- Interactive map of Andriivka
- Andriivka Location of Andriivka within Ukraine Andriivka Andriivka (Ukraine)
- Coordinates: 47°10′37″N 33°02′46″E﻿ / ﻿47.17694°N 33.04611°E
- Country: Ukraine
- Oblast: Kherson Oblast
- Raion: Beryslav Raion

Area
- • Total: 0.416 km^{2} (0.161 sq mi)
- Elevation: 24 m (79 ft)

Population (2001 census)
- • Total: 168
- • Density: 404/km^{2} (1,050/sq mi)
- Time zone: UTC+2 (EET)
- • Summer (DST): UTC+3 (EEST)
- Postal code: 74101
- Area code: +380 5532

= Andriivka, Beryslav Raion, Kherson Oblast =

Village in Kherson Oblast, Ukraine

Andriivka (Андріївка) is a village in Beryslav Raion, Kherson Oblast, southern Ukraine. It belongs to the Kalynivske settlement hromada, one of the hromadas of Ukraine.

== Administrative status ==
Until 18 July 2020, Andriivka belonged to Velyka Oleksandrivka Raion. The raion was abolished in July 2020 as part of the administrative reform of Ukraine, which reduced the number of raions of Kherson Oblast to five. The area of the Velyka Oleksandrivka Raion was merged into the Beryslav Raion.

== History ==
The village was founded in 1790. Initially, the village was part of Liubomyrivka Volost and was known as Andriivo-Kostiantynivka. During the Great Patriotic War, the village was occupied from 18 August 1941 to 13 March 1944 by German forces. By 1967, the village had a collective farm called Shevchenko, Brigade No. 3 operating in the village.

Andriivka was occupied by Russian forces during the 2022 Russian invasion of Ukraine. On 27 July 2022, the expulsion of Russian occupation forces was announced. The village was destroyed during the battles near the village, with some documents stating the village could not be restored.

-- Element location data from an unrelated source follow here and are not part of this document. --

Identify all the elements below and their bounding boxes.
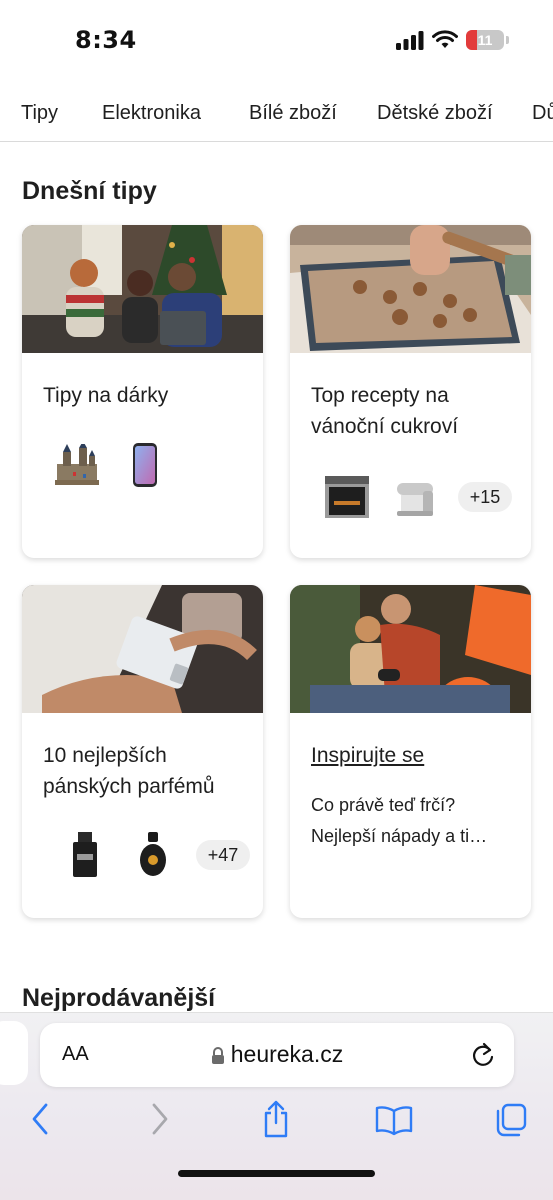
back-icon[interactable]	[28, 1099, 52, 1139]
home-indicator	[178, 1170, 375, 1177]
product-thumbs: +47	[60, 830, 250, 880]
tip-card-gifts[interactable]: Tipy na dárky	[22, 225, 263, 558]
tip-card-cookies[interactable]: Top recepty na vánoční cukroví +15	[290, 225, 531, 558]
card-photo-gaming	[290, 585, 531, 713]
section-title: Dnešní tipy	[22, 177, 157, 205]
previous-tab-preview[interactable]	[0, 1021, 28, 1085]
tip-card-inspiration[interactable]: Inspirujte se Co právě teď frčí? Nejlepš…	[290, 585, 531, 918]
tabs-icon[interactable]	[494, 1099, 528, 1139]
oven-thumb[interactable]	[322, 472, 372, 522]
url-display[interactable]: heureka.cz	[40, 1041, 514, 1068]
tab-tipy[interactable]: Tipy	[21, 102, 58, 125]
lego-castle-thumb[interactable]	[52, 440, 102, 490]
bookmarks-icon[interactable]	[374, 1099, 414, 1139]
inspiration-link[interactable]: Inspirujte se	[311, 740, 516, 771]
card-photo-baking	[290, 225, 531, 353]
tip-card-perfumes[interactable]: 10 nejlepších pánských parfémů +47	[22, 585, 263, 918]
wifi-icon	[432, 30, 458, 48]
category-tabs: Tipy Elektronika Bílé zboží Dětské zboží…	[0, 86, 553, 142]
status-time: 8:34	[75, 26, 137, 54]
card-title: 10 nejlepších pánských parfémů	[43, 744, 215, 798]
signal-icon	[396, 31, 424, 50]
card-title: Tipy na dárky	[43, 384, 169, 407]
card-photo-perfume	[22, 585, 263, 713]
perfume-black-thumb[interactable]	[60, 830, 110, 880]
tab-bile-zbozi[interactable]: Bílé zboží	[249, 102, 337, 125]
battery-tip	[506, 36, 509, 44]
food-processor-thumb[interactable]	[390, 472, 440, 522]
perfume-bomb-thumb[interactable]	[128, 830, 178, 880]
status-icons: 11	[396, 30, 509, 50]
status-bar: 8:34 11	[0, 0, 553, 84]
card-title: Top recepty na vánoční cukroví	[311, 384, 459, 438]
tab-elektronika[interactable]: Elektronika	[102, 102, 201, 125]
tab-dum[interactable]: Dů	[532, 102, 553, 125]
more-products-badge[interactable]: +15	[458, 482, 512, 512]
product-thumbs: +15	[322, 472, 512, 522]
lock-icon	[211, 1046, 224, 1064]
iphone-thumb[interactable]	[120, 440, 170, 490]
tab-detske-zbozi[interactable]: Dětské zboží	[377, 102, 493, 125]
battery-level: 11	[477, 32, 493, 48]
product-thumbs	[52, 440, 170, 490]
forward-icon[interactable]	[148, 1099, 172, 1139]
share-icon[interactable]	[260, 1099, 292, 1139]
battery-icon: 11	[466, 30, 504, 50]
reload-icon[interactable]	[470, 1041, 496, 1069]
next-section-title: Nejprodávanější	[22, 984, 216, 1012]
url-domain: heureka.cz	[230, 1041, 344, 1067]
card-description: Co právě teď frčí? Nejlepší nápady a ti…	[311, 795, 488, 846]
address-bar[interactable]: AA heureka.cz	[40, 1023, 514, 1087]
more-products-badge[interactable]: +47	[196, 840, 250, 870]
card-photo-family	[22, 225, 263, 353]
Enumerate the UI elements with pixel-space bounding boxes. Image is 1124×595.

However, pyrotechnicians were sent out to clear the village of mines.

== Demographics ==
According to the 2001 Ukrainian Census, the only official census taken in post-independence Ukraine, the population of the village was 1,204 people. Of the people residing in the village, their mother tongue is as follows:

| Language | Percentage of Population |
|---|---|
| Ukrainian | 91.07% |
| Russian | 7.74% |
| Other | 1.19% |

== Monuments ==
There is a memorial to the soldiers who died during World War II located in the village.